In the U.S., almost one third of all waste comes from packaging – and only 30% of that packaging has recycled content. Several years ago, Disney’s consumer products division affirmed its commitment to sustainability. Over the span of a few years, Disney developed its Smart Packaging Initiative (SPI), which is a metric-driven approach to assess the sustainability impact of its packaging. The SPI tools emphasizes three things in packaging design: 1) design for recyclability; 2) responsible sourcing; and 3) material optimization including material reduction. Disney uses the tool to help design packaging for its new products and has made its SPI tool available for other companies to use.
The packaging design for Disney’s Classic Moana™ doll benefited from Disney’s use of its SPI tool. The Moana™ doll packaging is made from 70% recycled content. It is printed with vegetable-based inks and contains no glue or tape, which all contributes to the packaging being able to be recycled more easily than traditional packages.

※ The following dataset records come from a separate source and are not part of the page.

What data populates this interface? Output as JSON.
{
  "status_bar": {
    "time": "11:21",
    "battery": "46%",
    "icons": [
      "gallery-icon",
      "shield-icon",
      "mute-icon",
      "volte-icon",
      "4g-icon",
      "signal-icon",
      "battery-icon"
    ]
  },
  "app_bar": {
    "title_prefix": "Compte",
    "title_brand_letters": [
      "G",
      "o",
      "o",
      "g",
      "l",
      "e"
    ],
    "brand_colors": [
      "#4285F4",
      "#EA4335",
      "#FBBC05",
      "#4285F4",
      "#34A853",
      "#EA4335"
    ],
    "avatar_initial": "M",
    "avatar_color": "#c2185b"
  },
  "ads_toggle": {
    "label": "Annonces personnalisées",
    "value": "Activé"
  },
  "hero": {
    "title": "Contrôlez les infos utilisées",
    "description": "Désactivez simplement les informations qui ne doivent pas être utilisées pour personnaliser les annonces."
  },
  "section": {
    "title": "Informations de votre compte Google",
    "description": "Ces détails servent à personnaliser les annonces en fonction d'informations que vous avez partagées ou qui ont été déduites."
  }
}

In addition, Disney printed the pattern for a boat on the package so that children and their parents can assemble a boat out of the packaging, allowing for creative use of the packaging.

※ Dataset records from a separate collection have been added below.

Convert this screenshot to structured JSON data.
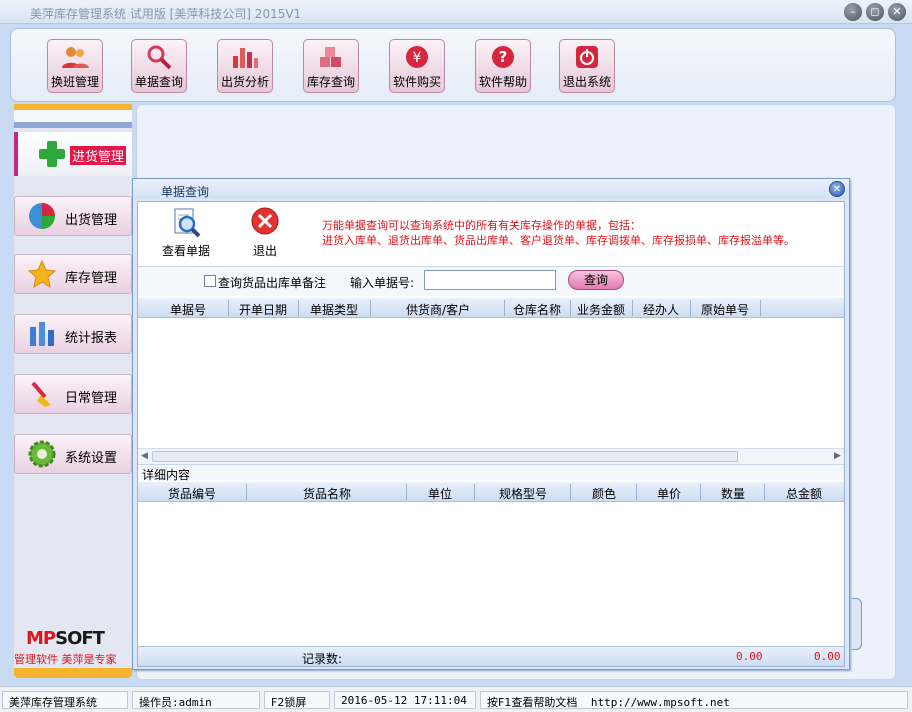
{
  "window": {
    "title": "美萍库存管理系统 试用版 [美萍科技公司] 2015V1",
    "controls": [
      "minimize",
      "restore",
      "close"
    ]
  },
  "toolbar": {
    "items": [
      {
        "label": "换班管理",
        "icon": "users-icon"
      },
      {
        "label": "单据查询",
        "icon": "magnifier-icon"
      },
      {
        "label": "出货分析",
        "icon": "bar-chart-icon"
      },
      {
        "label": "库存查询",
        "icon": "boxes-icon"
      },
      {
        "label": "软件购买",
        "icon": "yen-icon"
      },
      {
        "label": "软件帮助",
        "icon": "help-icon"
      },
      {
        "label": "退出系统",
        "icon": "power-icon"
      }
    ]
  },
  "sidebar": {
    "active": {
      "label": "进货管理",
      "icon": "plus-icon"
    },
    "items": [
      {
        "label": "出货管理",
        "icon": "pie-chart-icon"
      },
      {
        "label": "库存管理",
        "icon": "star-icon"
      },
      {
        "label": "统计报表",
        "icon": "columns-icon"
      },
      {
        "label": "日常管理",
        "icon": "broom-icon"
      },
      {
        "label": "系统设置",
        "icon": "gear-icon"
      }
    ],
    "logo_prefix": "MP",
    "logo_suffix": "SOFT",
    "slogan": "管理软件 美萍是专家"
  },
  "dialog": {
    "title": "单据查询",
    "actions": {
      "view": "查看单据",
      "exit": "退出"
    },
    "notice_line1": "万能单据查询可以查询系统中的所有有关库存操作的单据，包括：",
    "notice_line2": "进货入库单、退货出库单、货品出库单、客户退货单、库存调拨单、库存报损单、库存报溢单等。",
    "search": {
      "checkbox_label": "查询货品出库单备注",
      "checked": false,
      "input_label": "输入单据号:",
      "input_value": "",
      "query_button": "查询"
    },
    "master_columns": [
      "单据号",
      "开单日期",
      "单据类型",
      "供货商/客户",
      "仓库名称",
      "业务金额",
      "经办人",
      "原始单号"
    ],
    "detail_title": "详细内容",
    "detail_columns": [
      "货品编号",
      "货品名称",
      "单位",
      "规格型号",
      "颜色",
      "单价",
      "数量",
      "总金额"
    ],
    "footer": {
      "record_label": "记录数:",
      "qty_total": "0.00",
      "amount_total": "0.00"
    }
  },
  "statusbar": {
    "app": "美萍库存管理系统",
    "operator": "操作员:admin",
    "lock": "F2锁屏",
    "datetime": "2016-05-12 17:11:04",
    "help": "按F1查看帮助文档",
    "url": "http://www.mpsoft.net"
  },
  "colors": {
    "accent_red": "#e2121a",
    "panel_blue": "#dbe6f6",
    "pink_button": "#e6c8d9"
  }
}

Costs of developing the sustainable packaging for the Moana™ doll would most likely include engineering costs, the costs of special dies used to cut out each package from its original cardboard sheet, and marketing development costs.
Questions
solution :
1. No Disney would exclude the expense of creating SPI device in
ascertaining the equal the initial investment volume.

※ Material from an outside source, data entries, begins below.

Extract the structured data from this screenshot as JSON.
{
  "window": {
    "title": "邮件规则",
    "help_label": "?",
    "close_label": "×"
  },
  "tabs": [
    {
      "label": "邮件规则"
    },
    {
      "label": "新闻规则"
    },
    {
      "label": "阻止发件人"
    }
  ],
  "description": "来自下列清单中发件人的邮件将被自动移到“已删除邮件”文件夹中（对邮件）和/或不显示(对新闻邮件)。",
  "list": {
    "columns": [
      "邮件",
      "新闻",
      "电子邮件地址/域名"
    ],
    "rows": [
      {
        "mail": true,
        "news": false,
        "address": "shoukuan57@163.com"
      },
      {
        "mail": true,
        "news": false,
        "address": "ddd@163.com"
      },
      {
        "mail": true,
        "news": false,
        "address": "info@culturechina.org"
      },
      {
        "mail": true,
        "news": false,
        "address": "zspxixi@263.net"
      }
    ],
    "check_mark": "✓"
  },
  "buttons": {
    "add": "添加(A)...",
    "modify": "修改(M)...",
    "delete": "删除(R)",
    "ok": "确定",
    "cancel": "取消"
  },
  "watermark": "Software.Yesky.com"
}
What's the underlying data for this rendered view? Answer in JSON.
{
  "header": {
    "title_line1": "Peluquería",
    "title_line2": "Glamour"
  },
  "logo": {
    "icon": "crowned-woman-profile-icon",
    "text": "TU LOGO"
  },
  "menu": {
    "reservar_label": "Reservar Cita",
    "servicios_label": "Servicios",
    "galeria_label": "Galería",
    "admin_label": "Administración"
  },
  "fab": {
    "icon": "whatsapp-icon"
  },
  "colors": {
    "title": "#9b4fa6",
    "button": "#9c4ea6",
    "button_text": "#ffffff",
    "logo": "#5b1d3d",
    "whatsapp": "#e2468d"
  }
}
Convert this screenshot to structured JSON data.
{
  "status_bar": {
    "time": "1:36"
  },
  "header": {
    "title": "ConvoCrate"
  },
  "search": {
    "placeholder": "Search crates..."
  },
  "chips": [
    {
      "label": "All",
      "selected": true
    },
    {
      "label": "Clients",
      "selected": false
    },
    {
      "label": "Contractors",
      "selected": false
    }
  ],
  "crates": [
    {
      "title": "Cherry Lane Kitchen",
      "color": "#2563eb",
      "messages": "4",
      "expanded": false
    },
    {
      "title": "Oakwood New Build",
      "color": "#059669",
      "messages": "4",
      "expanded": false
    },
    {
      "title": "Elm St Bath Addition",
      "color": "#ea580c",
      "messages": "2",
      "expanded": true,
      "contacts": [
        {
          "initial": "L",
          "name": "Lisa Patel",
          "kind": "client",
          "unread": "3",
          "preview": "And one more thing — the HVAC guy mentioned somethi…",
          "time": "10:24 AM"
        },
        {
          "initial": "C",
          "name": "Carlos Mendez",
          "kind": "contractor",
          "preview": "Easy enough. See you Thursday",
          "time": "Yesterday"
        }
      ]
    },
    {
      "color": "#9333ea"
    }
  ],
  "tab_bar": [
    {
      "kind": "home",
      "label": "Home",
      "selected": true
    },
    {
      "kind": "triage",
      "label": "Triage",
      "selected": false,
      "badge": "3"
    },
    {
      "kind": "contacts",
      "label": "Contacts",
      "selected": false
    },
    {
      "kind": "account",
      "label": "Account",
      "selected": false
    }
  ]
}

It is a result of the reason that the expense of SPI apparatuses is
sunk cost which has just been acquired in a years ago and in this
manner, the equivalent isn't to be brought about in future on which
we can base our equal the initial investment volume of
offers.
Earn back the original investment is determined for those settled
costs which are to be brought about in repeating nature. In
addition, generation of Moana dolls isn't reliant on SPI devices
bundle rather it has been utilized for develpoing the information
of effect on maintainability and expenses of bundling.
One more actuality is that SPI apparatuses cost was not brought
about extraordinarily for the creation of Moana dolls and in this
way the expense to be distributed (to be safe) can't be resolved
for earn back the original investment computation
2. Make back the initial investment Volume = $ 2 Million/$10 x 40% = 500,000 units of doll
Notwithstanding, this can't be the situation as the expense of bundle is an improvement cost which will be promoted by the organization and after that a similar will be amortized on some premise.
Such amortization cost can really be perceived as settled cost by
the organization.
Since the bundling programming will give the advantages to over one
year so it's economin life must be over one year.